Removing HTML tags prevents cross-site scripting (XSS) attacks and ensures consistent formatting. If you are performing a word count, your text must be cleaned of all the scripting tags; otherwise, the word count will be inaccurate.
But how do you distinguish HTML tags in standard text? HTML is a markup language, and you can identify each tag by its opening bracket (“<“) and a closing bracket (“>”). Everything in between these brackets is a tag.
Here is the pictorial representation:
Here are three ways to strip HTML tags from a string in JavaScript:
- Using string.replace() (Regular Expression)
- Using the DOM Parser
- Using .textContent or .innerHTML
Method 1: Using a string.replace() (Regular Expression)
The string.replace() method uses patterns in the form of regular expressions to identify and replace tags within a text. This is not a browser-specific method, and you can use it on the “Node.js” platform as well.
function stripHtmlTags(str) {
// Identifying and removing HTML Tags
return str.replace(/<[^>]*>/g, '');
}
// Example usage:
const input_text = "<p>Hey! <strong>Welcome to AppDividend</strong>!</p>";
console.log("Before stripping: ", input_text)

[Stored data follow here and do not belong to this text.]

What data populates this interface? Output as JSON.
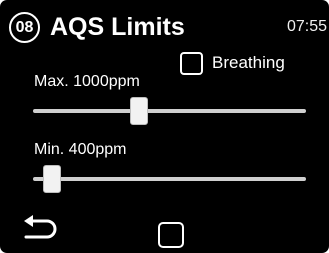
{
  "header": {
    "page_number": "08",
    "title": "AQS Limits",
    "time": "07:55"
  },
  "breathing": {
    "label": "Breathing",
    "checked": false
  },
  "sliders": {
    "max": {
      "label": "Max. 1000ppm",
      "level_fraction": 0.38
    },
    "min": {
      "label": "Min. 400ppm",
      "level_fraction": 0.04
    }
  },
  "footer": {
    "back_icon": "return-arrow-icon",
    "confirm_checked": false
  },
  "colors": {
    "background": "#000000",
    "foreground": "#ffffff",
    "track": "#cfcfcf"
  }
}
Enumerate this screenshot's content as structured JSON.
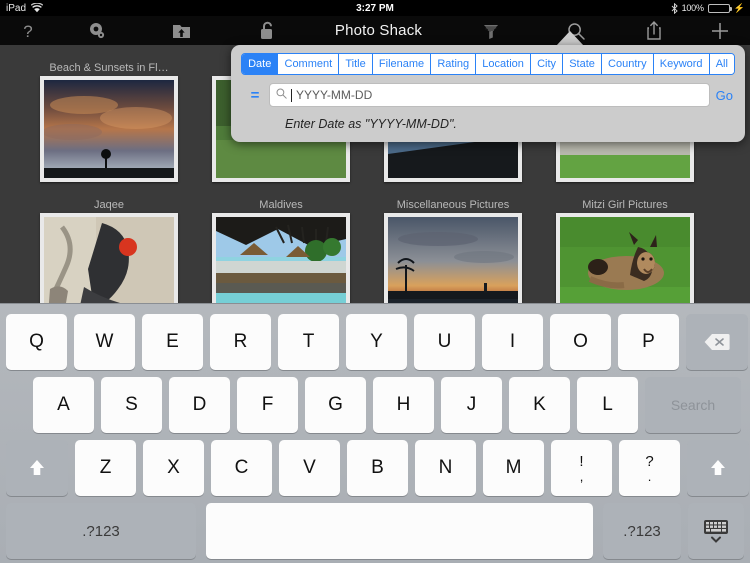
{
  "statusbar": {
    "device": "iPad",
    "wifi_icon": "wifi-icon",
    "time": "3:27 PM",
    "bluetooth_icon": "bluetooth-icon",
    "battery_percent": "100%",
    "battery_icon": "battery-charging-icon"
  },
  "navbar": {
    "title": "Photo Shack",
    "buttons": [
      {
        "name": "help-button",
        "icon": "question-mark-icon"
      },
      {
        "name": "settings-button",
        "icon": "gear-icon"
      },
      {
        "name": "upload-folder-button",
        "icon": "folder-upload-icon"
      },
      {
        "name": "lock-button",
        "icon": "unlocked-padlock-icon"
      },
      {
        "name": "filter-button",
        "icon": "funnel-icon"
      },
      {
        "name": "search-button",
        "icon": "search-icon"
      },
      {
        "name": "share-button",
        "icon": "share-icon"
      },
      {
        "name": "add-button",
        "icon": "plus-icon"
      }
    ]
  },
  "albums": {
    "row1": [
      {
        "label": "Beach & Sunsets in Fl…"
      },
      {
        "label": ""
      },
      {
        "label": ""
      },
      {
        "label": ""
      }
    ],
    "row2": [
      {
        "label": "Jaqee"
      },
      {
        "label": "Maldives"
      },
      {
        "label": "Miscellaneous Pictures"
      },
      {
        "label": "Mitzi Girl Pictures"
      }
    ]
  },
  "popover": {
    "segments": [
      "Date",
      "Comment",
      "Title",
      "Filename",
      "Rating",
      "Location",
      "City",
      "State",
      "Country",
      "Keyword",
      "All"
    ],
    "selected_segment": "Date",
    "operator_label": "=",
    "operator_icon": "equals-icon",
    "search_icon": "search-icon",
    "search_value": "",
    "search_placeholder": "YYYY-MM-DD",
    "go_label": "Go",
    "hint": "Enter Date as \"YYYY-MM-DD\".",
    "accent_color": "#2b82f6"
  },
  "keyboard": {
    "row1": [
      "Q",
      "W",
      "E",
      "R",
      "T",
      "Y",
      "U",
      "I",
      "O",
      "P"
    ],
    "backspace_icon": "backspace-icon",
    "row2": [
      "A",
      "S",
      "D",
      "F",
      "G",
      "H",
      "J",
      "K",
      "L"
    ],
    "search_key_label": "Search",
    "row3": [
      "Z",
      "X",
      "C",
      "V",
      "B",
      "N",
      "M"
    ],
    "punct1": {
      "top": "!",
      "bot": ","
    },
    "punct2": {
      "top": "?",
      "bot": "."
    },
    "shift_left_icon": "shift-arrow-up-icon",
    "shift_right_icon": "shift-arrow-up-icon",
    "numeric_left_label": ".?123",
    "numeric_right_label": ".?123",
    "space_label": "",
    "hide_keyboard_icon": "hide-keyboard-icon"
  }
}
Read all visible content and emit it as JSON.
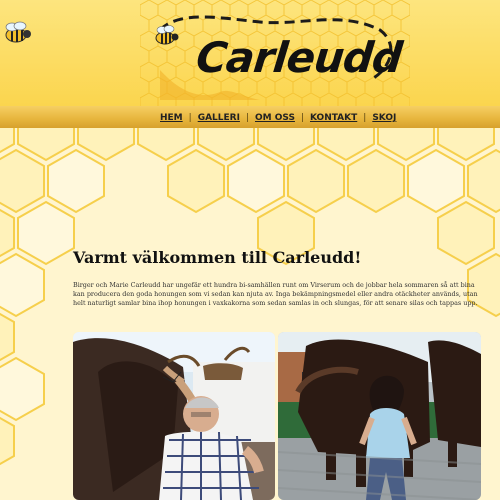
{
  "site": {
    "logo_text": "Carleudd"
  },
  "nav": {
    "items": [
      {
        "label": "HEM"
      },
      {
        "label": "GALLERI"
      },
      {
        "label": "OM OSS"
      },
      {
        "label": "KONTAKT"
      },
      {
        "label": "SKOJ"
      }
    ],
    "separator": "|"
  },
  "main": {
    "title": "Varmt välkommen till Carleudd!",
    "intro": "Birger och Marie Carleudd har ungefär ett hundra bi-samhällen runt om Virserum och de jobbar hela sommaren så att bina kan producera den goda honungen som vi sedan kan njuta av. Inga bekämpningsmedel eller andra otäckheter används, utan helt naturligt samlar bina ihop honungen i vaxkakorna som sedan samlas in och slungas, för att senare silas och tappas upp."
  },
  "colors": {
    "honey": "#fbd54e",
    "nav": "#e8b73f",
    "hex_fill": "#fff1b3",
    "hex_stroke": "#f4c832"
  },
  "icons": {
    "logo_bee": "bee-icon",
    "corner_bee": "bee-icon"
  }
}
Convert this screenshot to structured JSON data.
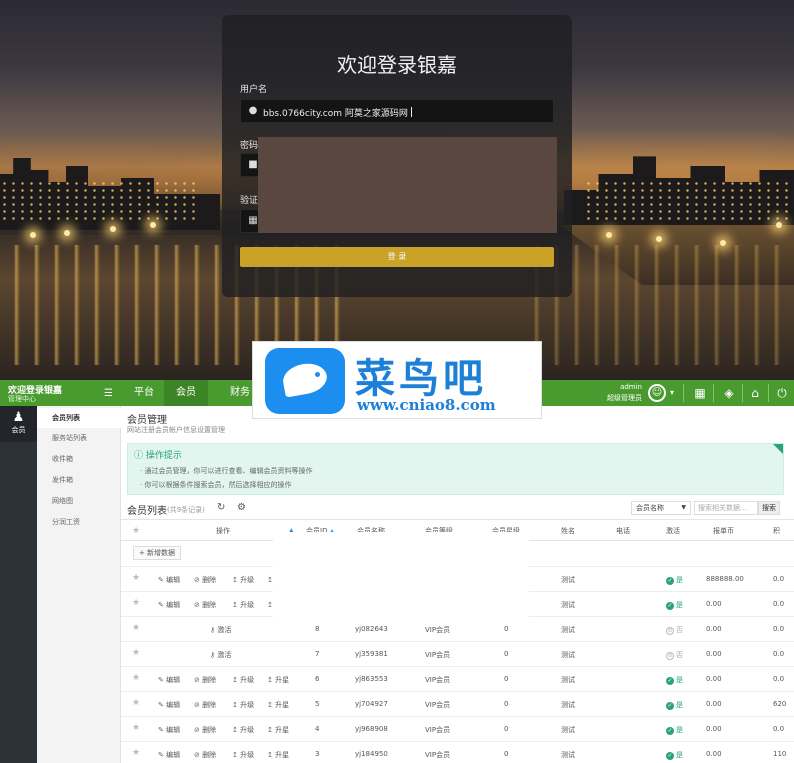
{
  "login": {
    "title": "欢迎登录银嘉",
    "username_label": "用户名",
    "username_value": "bbs.0766city.com   阿莫之家源码网",
    "password_label": "密码",
    "captcha_label": "验证",
    "submit_label": "登 录"
  },
  "watermark": {
    "title": "菜鸟吧",
    "url": "www.cniao8.com"
  },
  "header": {
    "brand_title": "欢迎登录银嘉",
    "brand_sub": "管理中心",
    "tabs": [
      "平台",
      "会员",
      "财务"
    ],
    "active_tab": "会员",
    "user_name": "admin",
    "user_role": "超级管理员"
  },
  "rail": {
    "label": "会员"
  },
  "submenu": {
    "items": [
      "会员列表",
      "服务站列表",
      "收件箱",
      "发件箱",
      "网络图",
      "分润工资"
    ],
    "active": "会员列表"
  },
  "page": {
    "title": "会员管理",
    "subtitle": "网站注册会员帐户信息设置管理",
    "tips_title": "操作提示",
    "tips": [
      "通过会员管理，你可以进行查看、编辑会员资料等操作",
      "你可以根据条件搜索会员，然后选择相应的操作"
    ],
    "list_title": "会员列表",
    "list_count": "(共9条记录)",
    "filter_selected": "会员名称",
    "search_placeholder": "搜索相关数据...",
    "search_button": "搜索",
    "add_button": "新增数据"
  },
  "table": {
    "headers": [
      "操作",
      "会员ID",
      "会员名称",
      "会员等级",
      "会员星级",
      "姓名",
      "电话",
      "激活",
      "报单币",
      "积"
    ],
    "actions": {
      "edit": "编辑",
      "delete": "删除",
      "upgrade": "升级",
      "upstar": "升星",
      "activate": "激活"
    },
    "rows": [
      {
        "id": "",
        "name": "",
        "level": "",
        "star": "",
        "realname": "测试",
        "phone": "",
        "active": "是",
        "bd": "888888.00",
        "jf": "0.0",
        "mode": "full"
      },
      {
        "id": "",
        "name": "",
        "level": "",
        "star": "",
        "realname": "测试",
        "phone": "",
        "active": "是",
        "bd": "0.00",
        "jf": "0.0",
        "mode": "full"
      },
      {
        "id": "8",
        "name": "yj082643",
        "level": "VIP会员",
        "star": "0",
        "realname": "测试",
        "phone": "",
        "active": "否",
        "bd": "0.00",
        "jf": "0.0",
        "mode": "activate"
      },
      {
        "id": "7",
        "name": "yj359381",
        "level": "VIP会员",
        "star": "0",
        "realname": "测试",
        "phone": "",
        "active": "否",
        "bd": "0.00",
        "jf": "0.0",
        "mode": "activate"
      },
      {
        "id": "6",
        "name": "yj863553",
        "level": "VIP会员",
        "star": "0",
        "realname": "测试",
        "phone": "",
        "active": "是",
        "bd": "0.00",
        "jf": "0.0",
        "mode": "full"
      },
      {
        "id": "5",
        "name": "yj704927",
        "level": "VIP会员",
        "star": "0",
        "realname": "测试",
        "phone": "",
        "active": "是",
        "bd": "0.00",
        "jf": "620",
        "mode": "full"
      },
      {
        "id": "4",
        "name": "yj968908",
        "level": "VIP会员",
        "star": "0",
        "realname": "测试",
        "phone": "",
        "active": "是",
        "bd": "0.00",
        "jf": "0.0",
        "mode": "full"
      },
      {
        "id": "3",
        "name": "yj184950",
        "level": "VIP会员",
        "star": "0",
        "realname": "测试",
        "phone": "",
        "active": "是",
        "bd": "0.00",
        "jf": "110",
        "mode": "full"
      }
    ]
  },
  "colors": {
    "brand_green": "#4a9b2f",
    "tip_green": "#2aa37a",
    "login_gold": "#c9a227",
    "watermark_blue": "#1c8ef0"
  }
}
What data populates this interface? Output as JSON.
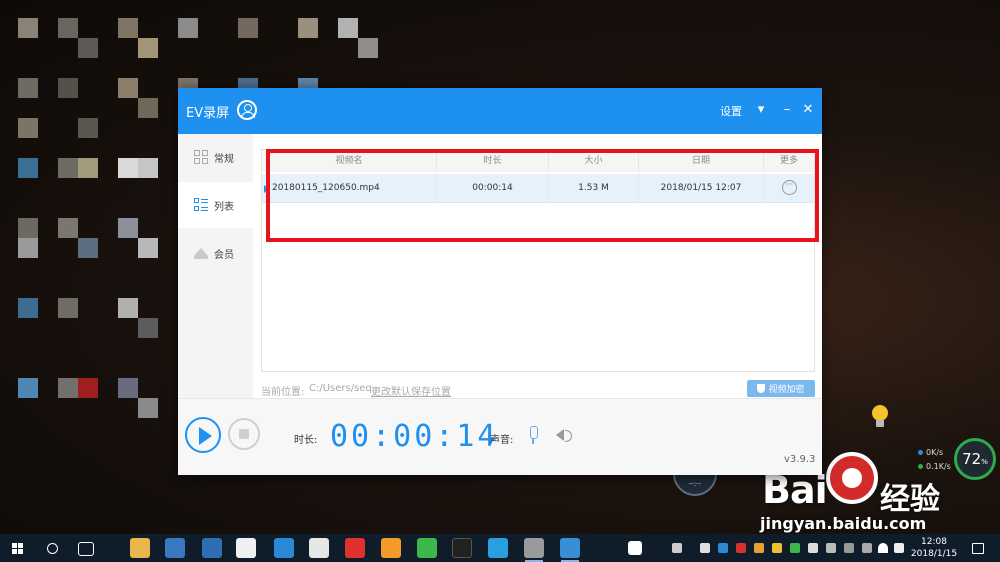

console.log("After stripping: ", stripHtmlTags(input_text));
Output
Before stripping: <p>Hey! <strong>Welcome to AppDividend</strong>!</p> After stripping: Hey! Welcome to AppDividend!
This approach is basic and works well with most basic HTML structures.
However, if you are dealing with nested html tags or malformed HTML tags, it may not handle all these edge cases very well. Furthermore, it can be slower for larger strings.
Method 2: Using DOMParser
The DOMParser() constructor, available in browsers, creates a new DOMParser object that has a parseFromString() method for parsing a string using either the HTML parser or the XML parser.
The .textContent property contains all the text inside the HTML <body> tag, strips the tags, and returns the clean textual output.
The DOMParser() constructor is only available in the browser and not available in the “Node.js” environment. Therefore, you must execute your program in the browser.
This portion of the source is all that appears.